Il y a une prise de conscience par la collectivité du travail qu’effectuent ces soignants. Pour ces équipes, habituées à une culture de discrétion, voire de secret, la mise à nu de leur service leur a conféré une sorte de reconnaissance. Dans les pratiques au sein du service, on observe, du fait de la crise Covid, un alourdissement du travail administratif: les protocoles attestant que les règles sanitaires en vigueur sont bien respectées se sont multipliés, ainsi que les impératifs d’aseptisation, qui prennent du temps. S’habiller, se ganter, se masquer, c’est chronophage. La crise sanitaire a donc débouché sur un double alourdissement de la charge de travail.

Indépendamment de la crise Covid, la charge administrative qui pèse sur le personnel soignant va-t-elle croissant?

Oui. Et cela fragilise le rapport des soignants à leur travail. Ils disent qu’ils passent plus de temps à faire de l’administration que du soin, auprès des patients et des familles. Une infirmière m’a dit: « Je n’ai pas choisi ce travail pour être secrétaire. » Les toilettes sur un patient sont beaucoup plus rapides qu’avant, par exemple, plus succinctes, à cause de la lourdeur administrative. L’informatisation a aussi un effet pesant sur le personnel. Par exemple, on informatise les armoires qui renferment les médicaments les plus toxiques. Fort bien. Mais quid en cas de panne informatique? Le personnel doit aussi remplir de plus en plus de fiches pour commander les produits à la pharmacie centrale. Mais le temps de remplir la fiche sur écran et de passer la commande, on serait allé plus vite en se rendant à la pharmacie centrale avec juste une prescription. C’est une urgence perdue. Il y a là de petites absurdités qui ont des effets non recherchés ou inattendus. On se retrouve avec des stratégies absurdes, y compris dans ces services de pointe où se jouent des questions de vie et de mort. L’idée de départ est certes d’améliorer les procédures mais c’est le contraire qui se passe. Alors, les soignants en viennent à réaménager ou contrecarrer ces stratégies.
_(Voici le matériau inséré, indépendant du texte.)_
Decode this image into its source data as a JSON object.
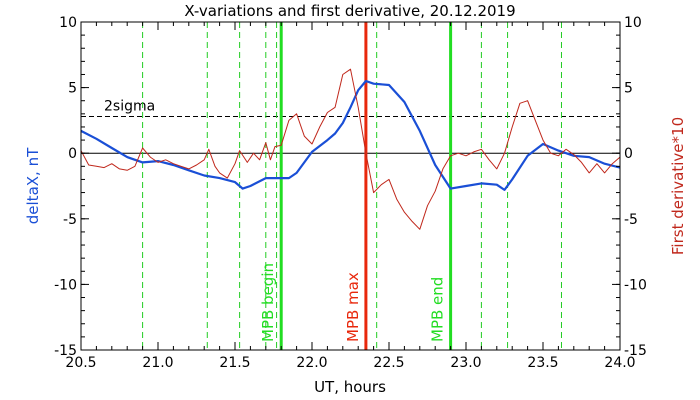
{
  "chart_data": {
    "type": "line",
    "title": "X-variations and first derivative, 20.12.2019",
    "xlabel": "UT, hours",
    "ylabel_left": "deltaX, nT",
    "ylabel_right": "First derivative*10",
    "xlim": [
      20.5,
      24.0
    ],
    "ylim_left": [
      -15,
      10
    ],
    "ylim_right": [
      -15,
      10
    ],
    "x_ticks": [
      "20.5",
      "21.0",
      "21.5",
      "22.0",
      "22.5",
      "23.0",
      "23.5",
      "24.0"
    ],
    "x_tick_values": [
      20.5,
      21.0,
      21.5,
      22.0,
      22.5,
      23.0,
      23.5,
      24.0
    ],
    "y_ticks": [
      "10",
      "5",
      "0",
      "-5",
      "-10",
      "-15"
    ],
    "y_tick_values": [
      10,
      5,
      0,
      -5,
      -10,
      -15
    ],
    "sigma_label": "2sigma",
    "sigma_value": 2.8,
    "zero_line": 0,
    "colors": {
      "deltaX": "#1a4fd6",
      "derivative": "#c0281c",
      "green": "#22dd22",
      "red": "#e8280c",
      "dashed_green": "#22cc22"
    },
    "dashed_lines": [
      20.9,
      21.32,
      21.53,
      21.7,
      21.77,
      22.42,
      23.1,
      23.27,
      23.62
    ],
    "markers": [
      {
        "label": "MPB begin",
        "x": 21.8,
        "color": "green"
      },
      {
        "label": "MPB max",
        "x": 22.35,
        "color": "red"
      },
      {
        "label": "MPB end",
        "x": 22.9,
        "color": "green"
      }
    ],
    "series": [
      {
        "name": "deltaX",
        "axis": "left",
        "x": [
          20.5,
          20.6,
          20.7,
          20.8,
          20.9,
          21.0,
          21.1,
          21.2,
          21.3,
          21.4,
          21.5,
          21.55,
          21.6,
          21.7,
          21.8,
          21.85,
          21.9,
          22.0,
          22.1,
          22.15,
          22.2,
          22.25,
          22.3,
          22.35,
          22.4,
          22.5,
          22.6,
          22.7,
          22.8,
          22.9,
          23.0,
          23.1,
          23.2,
          23.25,
          23.3,
          23.4,
          23.5,
          23.6,
          23.7,
          23.8,
          23.9,
          24.0
        ],
        "values": [
          1.7,
          1.1,
          0.4,
          -0.3,
          -0.7,
          -0.6,
          -0.9,
          -1.3,
          -1.7,
          -1.9,
          -2.2,
          -2.7,
          -2.5,
          -1.9,
          -1.9,
          -1.9,
          -1.5,
          0.1,
          1.0,
          1.5,
          2.3,
          3.5,
          4.8,
          5.5,
          5.3,
          5.2,
          3.9,
          1.7,
          -0.9,
          -2.7,
          -2.5,
          -2.3,
          -2.4,
          -2.8,
          -2.0,
          -0.2,
          0.7,
          0.2,
          -0.2,
          -0.3,
          -0.8,
          -1.1
        ]
      },
      {
        "name": "First derivative*10",
        "axis": "right",
        "x": [
          20.5,
          20.55,
          20.6,
          20.65,
          20.7,
          20.75,
          20.8,
          20.85,
          20.9,
          20.95,
          21.0,
          21.05,
          21.1,
          21.15,
          21.2,
          21.25,
          21.3,
          21.33,
          21.37,
          21.4,
          21.45,
          21.5,
          21.53,
          21.58,
          21.62,
          21.66,
          21.7,
          21.73,
          21.76,
          21.8,
          21.85,
          21.9,
          21.95,
          22.0,
          22.05,
          22.1,
          22.15,
          22.2,
          22.25,
          22.3,
          22.35,
          22.4,
          22.45,
          22.5,
          22.55,
          22.6,
          22.65,
          22.7,
          22.75,
          22.8,
          22.85,
          22.9,
          22.95,
          23.0,
          23.05,
          23.1,
          23.15,
          23.2,
          23.25,
          23.3,
          23.35,
          23.4,
          23.45,
          23.5,
          23.55,
          23.6,
          23.65,
          23.7,
          23.75,
          23.8,
          23.85,
          23.9,
          23.95,
          24.0
        ],
        "values": [
          0.2,
          -0.9,
          -1.0,
          -1.1,
          -0.8,
          -1.2,
          -1.3,
          -1.0,
          0.4,
          -0.3,
          -0.7,
          -0.5,
          -0.8,
          -1.0,
          -1.2,
          -0.9,
          -0.5,
          0.3,
          -1.0,
          -1.5,
          -1.9,
          -0.8,
          0.2,
          -0.7,
          0.0,
          -0.5,
          0.8,
          -0.5,
          0.5,
          0.6,
          2.5,
          3.0,
          1.3,
          0.7,
          2.0,
          3.1,
          3.5,
          6.0,
          6.4,
          3.5,
          0.0,
          -3.0,
          -2.4,
          -2.0,
          -3.5,
          -4.5,
          -5.2,
          -5.8,
          -4.0,
          -2.9,
          -1.2,
          -0.2,
          0.0,
          -0.2,
          0.1,
          0.3,
          -0.5,
          -1.2,
          0.0,
          2.0,
          3.8,
          4.0,
          2.5,
          1.0,
          0.0,
          -0.2,
          0.3,
          -0.1,
          -0.7,
          -1.5,
          -0.8,
          -1.5,
          -0.8,
          -0.3
        ]
      }
    ]
  }
}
On leur donne des outils inadaptés? Ils apprennent à les détourner pour les rendre plus pratiques et les améliorer. Dans certains protocoles de soins, par exemple, ils modifient l’ordre des étapes. Ou ils font appel à un collègue pour procéder à tel acte, alors que ce n’est pas prévu. Il arrive que la direction soit informée de l’inadaptation d’un outil, mais ce n’est pas une généralité. Le plus souvent, cela reste caché au sein du service, et appliqué jusqu’à ce qu’un cadre de santé le découvre. Les soignants sont souvent inquiets qu’on leur interdise la pratique qu’ils ont repensée eux-mêmes ou qu’on leur impose un nouveau protocole auquel ils devront se réadapter.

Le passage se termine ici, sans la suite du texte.